Ora, como vem sublinhando esta «Formação», a admissão da revista fundada na clara necessidade de uma melhor aplicação do direito prende-se com situações respeitantes a matérias relevantes tratadas pelas instâncias de forma pouco consistente, ou, até, de forma contraditória, a exigir a intervenção do órgão de cúpula da justiça administrativa como essencial para dissipar as dúvidas sobre o quadro legal que regula essa concreta situação, emergindo, destarte, a clara necessidade de uma melhor aplicação do direito com o significado de boa administração da justiça em sentido amplo e objectivo. E que a relevância jurídica fundamental se verifica quando se esteja - designadamente - perante questão jurídica de elevada complexidade, seja porque a respectiva solução envolve a aplicação conjugada de diversos regimes jurídicos, seja porque o seu tratamento tenha já suscitado dúvidas sérias na jurisprudência ou na doutrina. Por seu lado, a relevância social fundamental aponta para questão que apresente contornos indiciadores de que a respectiva solução pode corresponder a paradigma de apreciação de casos similares, ou que verse sobre matérias revestidas de particular repercussão na comunidade.
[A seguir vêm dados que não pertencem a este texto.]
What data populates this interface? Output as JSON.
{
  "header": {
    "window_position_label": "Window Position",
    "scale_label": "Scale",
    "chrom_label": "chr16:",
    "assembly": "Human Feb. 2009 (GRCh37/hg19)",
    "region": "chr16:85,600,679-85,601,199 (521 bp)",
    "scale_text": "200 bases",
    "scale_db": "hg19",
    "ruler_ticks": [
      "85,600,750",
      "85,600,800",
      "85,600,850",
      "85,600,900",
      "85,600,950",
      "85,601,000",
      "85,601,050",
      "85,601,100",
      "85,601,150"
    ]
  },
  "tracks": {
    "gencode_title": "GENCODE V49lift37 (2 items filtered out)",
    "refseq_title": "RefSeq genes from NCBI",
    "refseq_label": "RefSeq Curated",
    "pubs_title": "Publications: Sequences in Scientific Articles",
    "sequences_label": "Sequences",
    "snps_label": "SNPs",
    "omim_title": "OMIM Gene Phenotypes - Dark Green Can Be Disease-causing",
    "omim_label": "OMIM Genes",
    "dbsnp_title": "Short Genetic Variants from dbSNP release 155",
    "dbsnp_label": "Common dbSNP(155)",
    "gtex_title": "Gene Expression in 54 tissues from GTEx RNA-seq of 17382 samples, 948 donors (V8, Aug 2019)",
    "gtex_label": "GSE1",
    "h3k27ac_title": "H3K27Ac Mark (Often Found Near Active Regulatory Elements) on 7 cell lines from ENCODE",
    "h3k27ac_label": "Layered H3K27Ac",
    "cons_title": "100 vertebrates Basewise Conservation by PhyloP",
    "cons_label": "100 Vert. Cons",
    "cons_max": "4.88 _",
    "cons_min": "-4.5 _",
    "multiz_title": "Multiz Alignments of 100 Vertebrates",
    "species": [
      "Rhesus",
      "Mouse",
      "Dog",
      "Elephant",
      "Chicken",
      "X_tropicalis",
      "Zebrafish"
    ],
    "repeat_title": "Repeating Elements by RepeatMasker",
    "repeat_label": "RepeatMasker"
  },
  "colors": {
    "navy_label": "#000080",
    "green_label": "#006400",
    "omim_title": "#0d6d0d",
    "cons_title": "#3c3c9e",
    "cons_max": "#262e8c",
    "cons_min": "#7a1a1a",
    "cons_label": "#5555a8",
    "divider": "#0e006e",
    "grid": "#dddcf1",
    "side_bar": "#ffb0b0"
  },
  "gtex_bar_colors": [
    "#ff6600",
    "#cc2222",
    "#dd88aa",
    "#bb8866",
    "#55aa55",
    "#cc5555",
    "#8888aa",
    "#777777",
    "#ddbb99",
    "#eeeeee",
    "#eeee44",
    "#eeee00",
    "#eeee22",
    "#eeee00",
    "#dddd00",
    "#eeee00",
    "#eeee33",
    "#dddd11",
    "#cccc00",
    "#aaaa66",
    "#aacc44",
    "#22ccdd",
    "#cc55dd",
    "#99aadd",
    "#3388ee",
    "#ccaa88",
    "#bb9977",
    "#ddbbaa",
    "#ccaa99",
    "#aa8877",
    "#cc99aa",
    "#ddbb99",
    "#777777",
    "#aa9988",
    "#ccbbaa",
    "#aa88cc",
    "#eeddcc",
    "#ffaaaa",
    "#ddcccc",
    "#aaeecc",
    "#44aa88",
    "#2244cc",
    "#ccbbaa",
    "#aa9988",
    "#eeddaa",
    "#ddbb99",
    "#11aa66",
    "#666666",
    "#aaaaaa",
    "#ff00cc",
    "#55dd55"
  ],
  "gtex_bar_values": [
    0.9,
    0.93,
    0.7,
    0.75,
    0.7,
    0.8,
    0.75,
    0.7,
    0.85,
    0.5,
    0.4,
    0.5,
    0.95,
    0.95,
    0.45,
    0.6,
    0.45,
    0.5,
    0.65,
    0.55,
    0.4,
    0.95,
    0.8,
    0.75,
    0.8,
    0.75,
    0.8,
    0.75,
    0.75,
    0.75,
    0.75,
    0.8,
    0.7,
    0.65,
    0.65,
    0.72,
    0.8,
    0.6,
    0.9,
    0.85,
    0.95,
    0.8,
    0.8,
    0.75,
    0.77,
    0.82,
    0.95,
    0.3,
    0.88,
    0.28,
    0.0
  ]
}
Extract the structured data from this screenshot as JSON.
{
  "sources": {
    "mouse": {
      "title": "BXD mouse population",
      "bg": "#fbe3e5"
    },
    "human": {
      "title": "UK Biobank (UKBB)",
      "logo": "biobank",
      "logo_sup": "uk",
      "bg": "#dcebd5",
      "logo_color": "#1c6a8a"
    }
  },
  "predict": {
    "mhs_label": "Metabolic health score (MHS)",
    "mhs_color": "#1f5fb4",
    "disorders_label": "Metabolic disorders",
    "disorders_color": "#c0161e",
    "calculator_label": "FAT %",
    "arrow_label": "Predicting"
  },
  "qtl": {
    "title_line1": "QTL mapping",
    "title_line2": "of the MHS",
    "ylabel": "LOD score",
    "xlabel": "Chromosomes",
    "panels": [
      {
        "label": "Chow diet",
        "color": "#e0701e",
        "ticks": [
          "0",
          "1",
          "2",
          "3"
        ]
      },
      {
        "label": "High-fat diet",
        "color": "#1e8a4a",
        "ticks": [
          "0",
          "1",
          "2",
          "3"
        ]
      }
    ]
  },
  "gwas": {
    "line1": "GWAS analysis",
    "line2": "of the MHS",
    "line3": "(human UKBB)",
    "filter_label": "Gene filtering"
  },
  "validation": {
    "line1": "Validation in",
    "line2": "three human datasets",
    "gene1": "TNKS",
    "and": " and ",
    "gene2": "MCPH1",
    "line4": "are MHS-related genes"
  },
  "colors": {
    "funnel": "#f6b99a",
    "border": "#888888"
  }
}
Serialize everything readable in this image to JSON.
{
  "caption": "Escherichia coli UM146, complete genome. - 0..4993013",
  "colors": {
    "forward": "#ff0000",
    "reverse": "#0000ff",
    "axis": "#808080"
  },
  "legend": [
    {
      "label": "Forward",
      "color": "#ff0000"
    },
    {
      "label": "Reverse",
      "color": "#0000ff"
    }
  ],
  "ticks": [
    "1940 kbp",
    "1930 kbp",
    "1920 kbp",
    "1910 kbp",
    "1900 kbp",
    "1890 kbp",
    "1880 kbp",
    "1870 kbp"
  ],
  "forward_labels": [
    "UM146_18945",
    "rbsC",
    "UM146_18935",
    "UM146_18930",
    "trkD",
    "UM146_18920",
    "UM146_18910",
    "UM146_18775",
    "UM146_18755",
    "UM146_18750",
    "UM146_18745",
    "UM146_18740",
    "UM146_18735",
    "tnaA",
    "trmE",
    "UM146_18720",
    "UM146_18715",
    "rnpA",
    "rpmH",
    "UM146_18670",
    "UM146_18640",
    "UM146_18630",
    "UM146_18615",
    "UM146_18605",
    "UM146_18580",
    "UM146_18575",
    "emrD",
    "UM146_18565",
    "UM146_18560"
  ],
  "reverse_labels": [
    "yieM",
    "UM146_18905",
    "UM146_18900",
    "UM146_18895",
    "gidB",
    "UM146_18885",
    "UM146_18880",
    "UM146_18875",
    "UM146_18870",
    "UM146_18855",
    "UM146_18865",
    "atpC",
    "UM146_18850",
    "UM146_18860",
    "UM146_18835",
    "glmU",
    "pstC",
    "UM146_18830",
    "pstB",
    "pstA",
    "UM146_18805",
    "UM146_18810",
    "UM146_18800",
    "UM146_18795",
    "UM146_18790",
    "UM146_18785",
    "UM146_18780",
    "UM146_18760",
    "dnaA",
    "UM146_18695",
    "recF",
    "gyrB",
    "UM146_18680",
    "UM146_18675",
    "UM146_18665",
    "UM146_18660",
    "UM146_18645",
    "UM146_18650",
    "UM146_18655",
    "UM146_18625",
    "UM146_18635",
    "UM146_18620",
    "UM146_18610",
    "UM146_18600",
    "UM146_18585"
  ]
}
Feita essa apreciação preliminar e sumária, tal como nos compete, ressalta desde logo a «unanimidade» na decisão proferida pelas instâncias relativamente à declaração de nulidade dos supra identificados actos administrativos. E, em boa verdade, as razões jurídicas avançadas para o efeito assentam numa interpretação e aplicação das normas legais convocadas - pontificando os «artigos 8º e 16º do RPDM de Torres Vedras» - à situação factual provada que não impõem uma ostensiva censura. De facto, o discurso despendido no acórdão recorrido - no seguimento da «sentença de 1ª instância» - mostra-se lógico, aceitável, e conducente a um resultado jurídico razoável. E assim, não obstante a discordância do município recorrente, certo é que a revista não deverá ser admitida em nome da «clara necessidade» de obter «uma melhor aplicação do direito».

Note-se, agora quanto à censura dirigida nas alegações de revista à aplicação do artigo 134º, nº3, do CPA, que, por um lado, o acórdão recorrido não aplicou tal artigo, contra o que parece supor o recorrente, antes o invocou para recusar a natureza dos actos de constituição da propriedade horizontal e dos negócios jurídicos de compra e venda das fracções autónomas como actos consequentes dos declarados nulos, e, por outro lado, que esta questão foi tratada, no acórdão recorrido, no âmbito do recurso subordinado intentado pelo MINISTÉRIO PÚBLICO e não no âmbito da apelação do ora recorrente.

E das alegações deste, em sede de revista, não decorre a formulação de questão ou de questões de particular relevância jurídica ou social mas antes a pretensão de abrir uma «terceira instância», não permitida por lei. E tão pouco o teor deste «caso», atentas as suas particularidades factuais e jurídicas, legitima a «conclusão» de que uma eventual admissão da revista teria relevantes efeitos paradigmáticos.

Por isso, entendemos não se verificar qualquer um dos «pressupostos» justificativos da admissão da revista, pelo que, não será este caso susceptível de quebrar a «regra da excepcionalidade» da admissão do respectivo recurso.

Nestes termos, e de harmonia com o disposto no artigo 150º do CPTA, acordam os juízes desta formação em não admitir a revista.

Custas pelo recorrente.

Lisboa, 19 de Janeiro de 2023. – José Veloso (relator) – Teresa de Sousa – Carlos Carvalho.